I was looking for doggerland info and I found this map on a BBC article. It seems it should be arround the last iceage maximum, about -18,000.

Posted Image

There are quite a few extra islands. The article state that the red land were all under water by -5,500, but we don't have the chronology of when which island have sunk. Although I don't think any were still above water back in the 17th century for cartographer to draw them, it might account for some legendary ones. Maybe St-Bredan's travel wasn't St-Bredan's in the begenning and they changed the protagonist when the saint became popular.

Back to your Canadian sculpture, the long slithed tunic is something a rich man (usually noble) would wear. The hood is probably just a fabric one, everybody would wear them back then, men, women, chidren, clercks, nobles, bourgeois, peasants.
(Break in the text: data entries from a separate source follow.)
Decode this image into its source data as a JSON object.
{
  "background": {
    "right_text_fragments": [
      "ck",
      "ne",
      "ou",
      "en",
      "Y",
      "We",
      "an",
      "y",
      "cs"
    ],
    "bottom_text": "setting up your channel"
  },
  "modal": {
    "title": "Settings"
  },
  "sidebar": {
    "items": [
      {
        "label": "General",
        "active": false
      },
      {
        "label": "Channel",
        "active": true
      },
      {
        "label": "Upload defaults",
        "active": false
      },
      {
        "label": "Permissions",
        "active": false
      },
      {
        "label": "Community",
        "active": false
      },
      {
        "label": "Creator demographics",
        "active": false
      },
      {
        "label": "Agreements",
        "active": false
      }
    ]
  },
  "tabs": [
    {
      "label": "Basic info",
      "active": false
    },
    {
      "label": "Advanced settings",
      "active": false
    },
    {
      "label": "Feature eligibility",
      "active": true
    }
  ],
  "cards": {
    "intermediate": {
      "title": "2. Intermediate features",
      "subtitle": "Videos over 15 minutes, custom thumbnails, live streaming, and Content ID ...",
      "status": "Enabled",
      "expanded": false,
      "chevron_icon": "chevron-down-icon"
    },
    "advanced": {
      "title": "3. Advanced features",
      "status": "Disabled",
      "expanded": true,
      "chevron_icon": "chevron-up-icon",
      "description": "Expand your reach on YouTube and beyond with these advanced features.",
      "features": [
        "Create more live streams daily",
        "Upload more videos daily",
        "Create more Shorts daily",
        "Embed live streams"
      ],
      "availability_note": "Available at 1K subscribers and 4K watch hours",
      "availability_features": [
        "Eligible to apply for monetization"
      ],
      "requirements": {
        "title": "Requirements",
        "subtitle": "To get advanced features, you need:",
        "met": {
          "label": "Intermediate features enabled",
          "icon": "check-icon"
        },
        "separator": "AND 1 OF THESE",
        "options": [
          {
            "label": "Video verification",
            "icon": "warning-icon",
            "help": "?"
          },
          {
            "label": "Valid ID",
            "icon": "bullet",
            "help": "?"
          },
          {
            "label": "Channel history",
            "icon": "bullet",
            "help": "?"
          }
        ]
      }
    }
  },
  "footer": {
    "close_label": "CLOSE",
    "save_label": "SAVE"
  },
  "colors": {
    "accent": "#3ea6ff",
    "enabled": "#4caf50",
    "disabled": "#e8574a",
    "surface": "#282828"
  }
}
No one would be stupid enough to wear a metal hood in middle of Nunavut, even in midsummer. As for the cross, since the noble is wearing a slithed tunic, it's probably something he wear for war, it wouldn't be out of place if he had his family crest sew on it. It kind of have crest curves as the top of the cross section is larger than the bottom. If I'm right, it may even not be a cross at all it could be a four quarter crest, like this one:

Posted Image

So, my take is some noble man from Scandinavia made the trip to Helluland and the locals Inuits (or proto-Inuits?) were so impress with the deferance other Greenlanders were showing to him and the impressive clothings that they took "photo" of this peculiar individual. They didn't bother with the face because that was not what was interesting the artist.